Why does my heart hurt after exercise? If your chest or heart hurts after performing cardio, something is not right. Mild chest pain can be caused by pushing yourself too hard, cramps or heartburn.
More severe chest pain may signify a serious condition that requires immediate medical attention. It is always best to end the activity and conversation with your doctor.
Cardio and heavy demands
Cardio training places great demands on the lungs and heart. Your lungs need to absorb enough oxygen for the blood to circulate. Your heart must work harder to pump blood and oxygen to the muscles required through the body.
You will probably feel chest pain after running if you are not used to exercising, especially when you overdo it. Trying to run 10 miles when you have not trained for it can put a lot of stress on your lungs and chest. While running and stopping, you may feel pressure, burning, and pain in your chest. If you reduce the intensity of your training sessions and build up your fitness more gradually, the pain should go away.
Muscle cramps in the chest
If you have ever had leg cramps while exercising, you know how painful it can be. Your chest muscles may also cramp. This type of pain is usually very localized – you can point to exactly where the pain is. The American Council on Exercise proposes to perform chest opening exercises to achieve balance in the chest muscles.

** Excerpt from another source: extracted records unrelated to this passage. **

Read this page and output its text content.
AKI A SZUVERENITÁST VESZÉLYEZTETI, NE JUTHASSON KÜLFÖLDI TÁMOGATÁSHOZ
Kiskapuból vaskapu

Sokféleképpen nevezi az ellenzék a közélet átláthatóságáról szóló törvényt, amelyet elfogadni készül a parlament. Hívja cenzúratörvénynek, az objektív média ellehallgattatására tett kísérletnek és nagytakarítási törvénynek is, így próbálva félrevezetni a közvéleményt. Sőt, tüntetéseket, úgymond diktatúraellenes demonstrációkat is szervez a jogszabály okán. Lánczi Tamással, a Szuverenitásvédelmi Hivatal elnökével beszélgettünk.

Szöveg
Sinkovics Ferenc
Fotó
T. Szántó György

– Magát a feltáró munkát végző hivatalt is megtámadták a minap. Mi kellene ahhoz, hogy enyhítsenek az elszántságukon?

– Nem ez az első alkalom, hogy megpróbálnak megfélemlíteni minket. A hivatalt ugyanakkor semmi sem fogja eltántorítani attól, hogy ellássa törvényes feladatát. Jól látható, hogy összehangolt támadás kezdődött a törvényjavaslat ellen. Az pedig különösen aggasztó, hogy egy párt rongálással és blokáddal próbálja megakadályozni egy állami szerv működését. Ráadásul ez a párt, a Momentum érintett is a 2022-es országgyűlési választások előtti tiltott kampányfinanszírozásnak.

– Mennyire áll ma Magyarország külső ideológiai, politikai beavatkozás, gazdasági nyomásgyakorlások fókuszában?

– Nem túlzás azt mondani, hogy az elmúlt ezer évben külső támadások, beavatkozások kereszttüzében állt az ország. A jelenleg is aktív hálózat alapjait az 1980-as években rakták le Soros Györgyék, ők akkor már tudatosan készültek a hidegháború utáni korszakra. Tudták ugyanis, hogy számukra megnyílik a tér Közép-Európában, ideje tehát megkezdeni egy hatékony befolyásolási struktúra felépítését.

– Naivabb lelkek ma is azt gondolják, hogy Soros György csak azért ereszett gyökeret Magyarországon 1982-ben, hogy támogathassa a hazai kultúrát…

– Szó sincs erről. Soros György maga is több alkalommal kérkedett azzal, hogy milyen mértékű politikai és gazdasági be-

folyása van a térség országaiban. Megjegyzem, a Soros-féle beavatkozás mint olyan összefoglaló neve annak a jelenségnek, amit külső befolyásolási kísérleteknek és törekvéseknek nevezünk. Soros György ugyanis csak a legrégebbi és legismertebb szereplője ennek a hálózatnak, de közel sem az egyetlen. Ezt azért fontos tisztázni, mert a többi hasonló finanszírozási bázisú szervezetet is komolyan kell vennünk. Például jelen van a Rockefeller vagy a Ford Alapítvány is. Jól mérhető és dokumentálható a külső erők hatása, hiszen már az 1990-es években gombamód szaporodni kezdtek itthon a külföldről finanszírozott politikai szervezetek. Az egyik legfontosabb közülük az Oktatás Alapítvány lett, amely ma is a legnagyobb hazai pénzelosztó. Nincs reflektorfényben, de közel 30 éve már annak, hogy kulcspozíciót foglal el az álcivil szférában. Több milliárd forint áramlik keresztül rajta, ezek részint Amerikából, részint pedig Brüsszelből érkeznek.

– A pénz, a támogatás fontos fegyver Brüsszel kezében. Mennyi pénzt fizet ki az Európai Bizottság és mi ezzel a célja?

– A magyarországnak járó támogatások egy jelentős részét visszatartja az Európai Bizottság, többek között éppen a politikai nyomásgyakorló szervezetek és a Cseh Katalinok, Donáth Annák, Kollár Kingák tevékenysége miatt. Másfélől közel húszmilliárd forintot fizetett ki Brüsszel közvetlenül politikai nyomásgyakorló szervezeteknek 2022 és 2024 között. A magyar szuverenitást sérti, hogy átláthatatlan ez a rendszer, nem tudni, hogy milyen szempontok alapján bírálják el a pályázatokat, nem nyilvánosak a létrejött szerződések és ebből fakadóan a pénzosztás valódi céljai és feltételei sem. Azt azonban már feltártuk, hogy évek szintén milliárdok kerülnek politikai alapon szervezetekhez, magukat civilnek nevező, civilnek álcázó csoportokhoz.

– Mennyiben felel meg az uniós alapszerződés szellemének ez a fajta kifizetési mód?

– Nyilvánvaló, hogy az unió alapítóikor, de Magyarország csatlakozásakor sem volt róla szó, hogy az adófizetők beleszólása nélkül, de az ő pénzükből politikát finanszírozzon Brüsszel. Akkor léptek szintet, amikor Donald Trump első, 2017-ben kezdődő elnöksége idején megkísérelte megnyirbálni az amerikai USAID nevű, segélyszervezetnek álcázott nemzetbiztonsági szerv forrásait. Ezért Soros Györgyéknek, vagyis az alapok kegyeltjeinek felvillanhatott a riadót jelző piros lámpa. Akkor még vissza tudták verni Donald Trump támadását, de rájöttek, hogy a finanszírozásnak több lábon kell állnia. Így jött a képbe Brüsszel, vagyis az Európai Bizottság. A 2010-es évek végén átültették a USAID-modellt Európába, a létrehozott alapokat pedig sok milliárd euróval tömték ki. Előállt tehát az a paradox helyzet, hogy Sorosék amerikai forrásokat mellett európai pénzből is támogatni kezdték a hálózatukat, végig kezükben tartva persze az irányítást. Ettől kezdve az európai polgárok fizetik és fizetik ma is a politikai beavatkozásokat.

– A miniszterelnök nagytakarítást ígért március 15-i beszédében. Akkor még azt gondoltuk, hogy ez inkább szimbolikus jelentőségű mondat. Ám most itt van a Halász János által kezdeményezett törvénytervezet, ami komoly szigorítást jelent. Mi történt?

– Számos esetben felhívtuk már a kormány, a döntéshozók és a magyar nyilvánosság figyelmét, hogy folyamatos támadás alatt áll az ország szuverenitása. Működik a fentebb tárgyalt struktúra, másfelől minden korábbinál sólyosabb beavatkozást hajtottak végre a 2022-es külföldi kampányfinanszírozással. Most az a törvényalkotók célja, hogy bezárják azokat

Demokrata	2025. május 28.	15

Muscle cramps occur for several reasons, but dehydration is most common. Ensure you are adequately hydrated before exercising, and drink plenty of fluids when you are done.
Heartburn and exercise
The digestive system also responds to physical exertion. Exercise aggravates if you have heartburn, where the chest pain is a common symptom.
Eating close before exercise can cause your chest to hurt after a workout. Keep track of snacks before training so you can identify foods that can cause problems. Avoid regular trigger foods such as fried and spicy foods and everything with caffeine.
Exercise-triggered lung problems
A common cause of chest pain immediately after exercise is called exercise-induced bronchospasm, or EIB. EIB is a spasm in the lungs’ small airways and can cause sharp chest pain. It can also make it difficult to breathe. The EIB can be detected and treated by a pulmonologist.
Doing cardio during certain weather conditions can increase lung irritation. Exercising in freezing weather can cause chest pain and increase the risk of viral and bacterial lung infections. These can cause inflammation of the lining of the lungs and accompanying sharp pain when inhaled.
Exercise and heart problems
Sometimes chest pain is related to a heart problem. The most common cause of heart-related chest pain in people over 35 is angina. Angina results from coronary heart disease caused by the reduced blood supply to the heart.
Symptoms aggravated by exercise include chest pain, tightness, pressure, pain, or burning. You can also feel pain in the shoulders, neck, and jaw. Angina is a severe condition, and you should stop exercising immediately and seek emergency treatment.